I pointed out that I deeply resented the insurance companies' destruction of true insurance. Insurance, I asserted, is supposed to be a system of shared risk in which I pay in a little, hoping that I get nothing in return because I don't want to be ill at all, but if I do get sick I don't go bankrupt. But they raise my rates if I start incurring significant medical expenses, eliminating the concept of insurance because they have to make a profit off of me. He basically didn't respond to this and changed the subject.
7. There are only a few choices on the website and the choices are more expensive.
While he explained some facet of his distorted opinions he happened to mention that people were being forced into one of a very small number of options on the website. I interrupted him and said that in Virginia there were many options in each of the metal levels with each of the participating insurance companies having at least one in each metal level and often several offerings in a level. He was shocked with this. He is no longer in private practice but works for a large hospital and gets his family's medical insurance from them of course.
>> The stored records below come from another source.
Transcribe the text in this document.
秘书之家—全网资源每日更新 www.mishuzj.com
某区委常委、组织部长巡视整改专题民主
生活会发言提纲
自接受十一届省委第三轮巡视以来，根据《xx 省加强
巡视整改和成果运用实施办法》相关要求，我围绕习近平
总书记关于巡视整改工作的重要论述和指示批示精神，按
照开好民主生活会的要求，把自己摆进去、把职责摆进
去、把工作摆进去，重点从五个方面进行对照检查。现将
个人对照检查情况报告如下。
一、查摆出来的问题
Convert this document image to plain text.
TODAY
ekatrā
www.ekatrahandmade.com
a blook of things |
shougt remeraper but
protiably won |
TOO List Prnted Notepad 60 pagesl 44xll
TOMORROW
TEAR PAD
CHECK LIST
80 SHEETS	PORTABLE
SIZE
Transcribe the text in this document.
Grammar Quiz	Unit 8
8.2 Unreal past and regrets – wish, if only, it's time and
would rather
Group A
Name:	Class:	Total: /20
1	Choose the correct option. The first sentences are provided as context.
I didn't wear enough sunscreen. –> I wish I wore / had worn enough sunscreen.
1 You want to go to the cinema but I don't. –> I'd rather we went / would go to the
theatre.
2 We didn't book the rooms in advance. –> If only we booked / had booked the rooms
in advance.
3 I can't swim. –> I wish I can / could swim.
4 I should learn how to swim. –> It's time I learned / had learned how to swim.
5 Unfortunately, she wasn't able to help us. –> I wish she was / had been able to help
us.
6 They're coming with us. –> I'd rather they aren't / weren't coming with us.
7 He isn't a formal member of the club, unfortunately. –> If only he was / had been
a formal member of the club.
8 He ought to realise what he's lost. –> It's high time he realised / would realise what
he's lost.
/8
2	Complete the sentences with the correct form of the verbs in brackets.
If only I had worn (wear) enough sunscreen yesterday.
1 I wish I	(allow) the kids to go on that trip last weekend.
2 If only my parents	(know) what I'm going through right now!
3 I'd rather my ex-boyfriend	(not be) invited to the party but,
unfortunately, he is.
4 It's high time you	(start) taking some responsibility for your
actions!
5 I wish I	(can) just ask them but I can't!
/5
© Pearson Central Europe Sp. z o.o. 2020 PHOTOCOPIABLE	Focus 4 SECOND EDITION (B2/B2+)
Thus he really knows nothing about the website other than what he has learned on Fox.
I told him that my current health insurance and an equivalent plan on the exchange were about the same price, but that it was hard to compare because they aren't exactly the same, but I am having trouble determining what the differences are. He was gratified that it was difficult to compare so that he could continue to rant about how screwed up the whole thing is.
8. People don't get the subsidies for health insurance until they file for their income tax refund.
Poor people, he contends, are not going to be able to pay the insurance bill in the meantime, and as a result, they are not going to have insurance when they get sick. His contention is that when all is said and done FEWER people will have health insurance than did before Obamacare came along.
9. The solution to 50 million uninsured Americans
Everyone should have a Health Savings Account (HSA). For the poor, the government would put money into their account, while the non-poor would put their own money into them (apparently with tax benefit for having done so). The money could only be spent on medical care. Then each person would have to ration how often they access the system to ensure that they have money when they need it. Money that is left over goes to the person eventually. There would be a level of cost at which insurance would kick in any and pay everything (apparently government based for the poor).
10. Ultimate problem with the ACA
The idiots in the Obama administration have created a system that is going to increase the demands on the health care system, but they haven't done anything to increase the number of people delivering care, so the system is destined to fail. The poor people gaining access to adequate healthcare are going to make it difficult for responsible (working) Americans to get adequate health care.
Which of course is contradictory to what he claimed in item 8. He is actually expecting that Obamacare is going to be fabulously successful in getting people insurance so that they will get seen at clinics where they can be properly diagnosed and treated instead of in the emergency rooms. Oh, the horror!!
General Comment:
The only differences I could discern between his opinions and those of the Republican Party were when Republican policies would result in him getting less money. He doesn't want Medicaid to end. Medicaid mostly sucks because the government doesn't pay him enough for the services he provides. His solution (HSA for everyone) is to make sure everyone has a finite pile of money that they can ONLY spend on paying him and others in the medical profession.